Pembentukan paguyuban ini menanggapi terkait Surat Keputusan (SK) Bupati tentang peraturan lokasi perdagangan, lantaran PKL yang terdampak zona merah itu dilarang untuk berdagang tanpa adanya solusi.
“Iya, kami menyadari, memang pada dasarnya mereka telah melakukan pelanggaran jika berdagang di lokasi zona merah tersebut, tapi ketika para PKL angkringan tidak diperbolehkan berjualan, terus mereka mendapat penghasilan dari mana,” jelasnya.
Ia pun mengaku bahwa saat ini, para pedagang kelimpungan, lantaran saat ini momen ramadan, dan sebentar lagi lebaran. Jika tidak ada solusi dari Bupati, maka pedagang akan merasakan dampak pada lebaran nanti.
“Mereka berjualan itu merupakan bagian mata pencaharian mereka untuk menafkahi keluarganya. Apakah Pemerintah Jombang berkenan untuk menafkahi keluarga mereka semua jika tidak di perbolehkan berdagang, belum lagi mau lebaran,” tuturnya.
Ia pun mendesak agar Bupati Jombang, memberikan solusi pada para pedagang, yang terdampak dari aturan yang dibuatnya.

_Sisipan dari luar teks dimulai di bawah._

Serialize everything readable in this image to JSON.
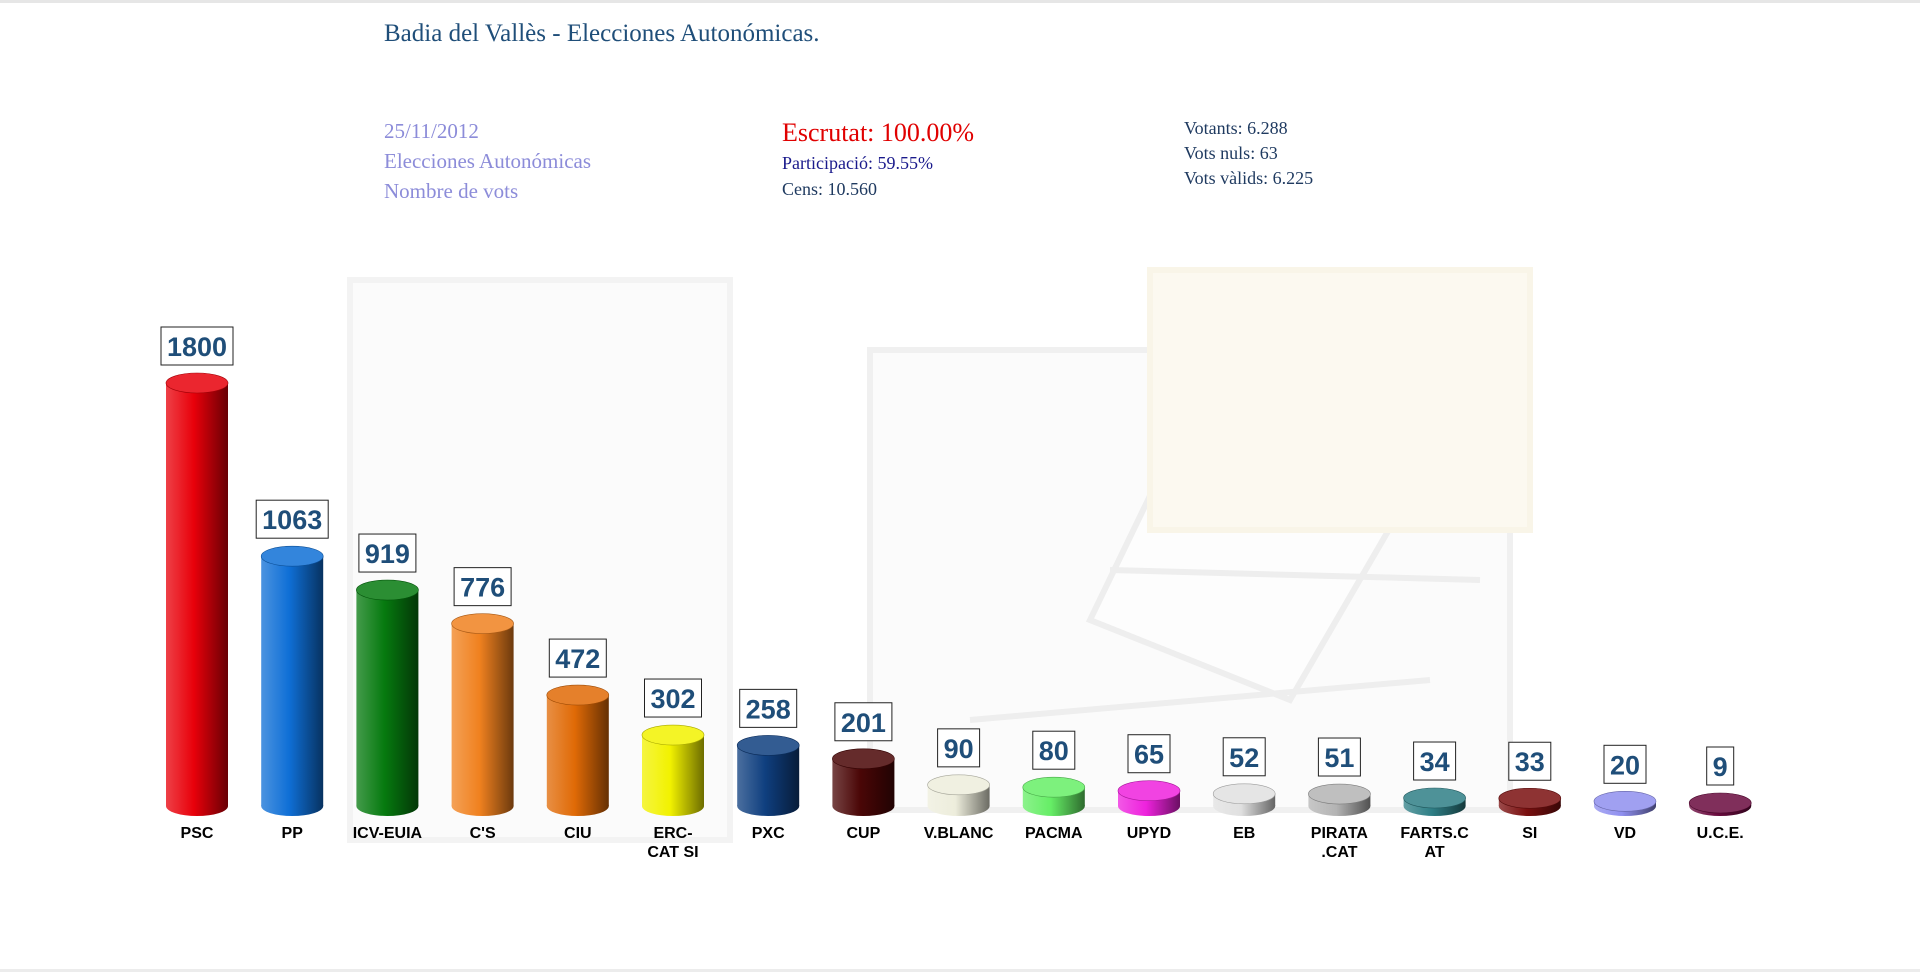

“Sebaiknya Pemerintah Daerah memberikan solusi, terutama bagi para PKL angkringan yang terdampak zona merah di titik lokasi tempatnya berdagang, apalagi ini bulan puasa dimana semua orang sudah pasti banyak kebutuhan untuk lebaran, tanpa ada tindakan dan solusi,” katanya.
Ia pun menyebut bahwa pembatasan berjualan tersebut sangat berdampak, mengingat durasi para pedagang untuk berjualan terbatas, di bulan ramadan ini.
“Aturan untuk PKL mulai jam 11 malam diharuskan tutup, kasihanlah mereka itu, sebab di bulan puasa ini mereka baru bisa membuka dagangannya habis maghrib terus jam 11 di suruh tutup, diwaktu sesingkat itu jualan mereka banyak yang masih belum laku dengan maksimal,” jelasnya.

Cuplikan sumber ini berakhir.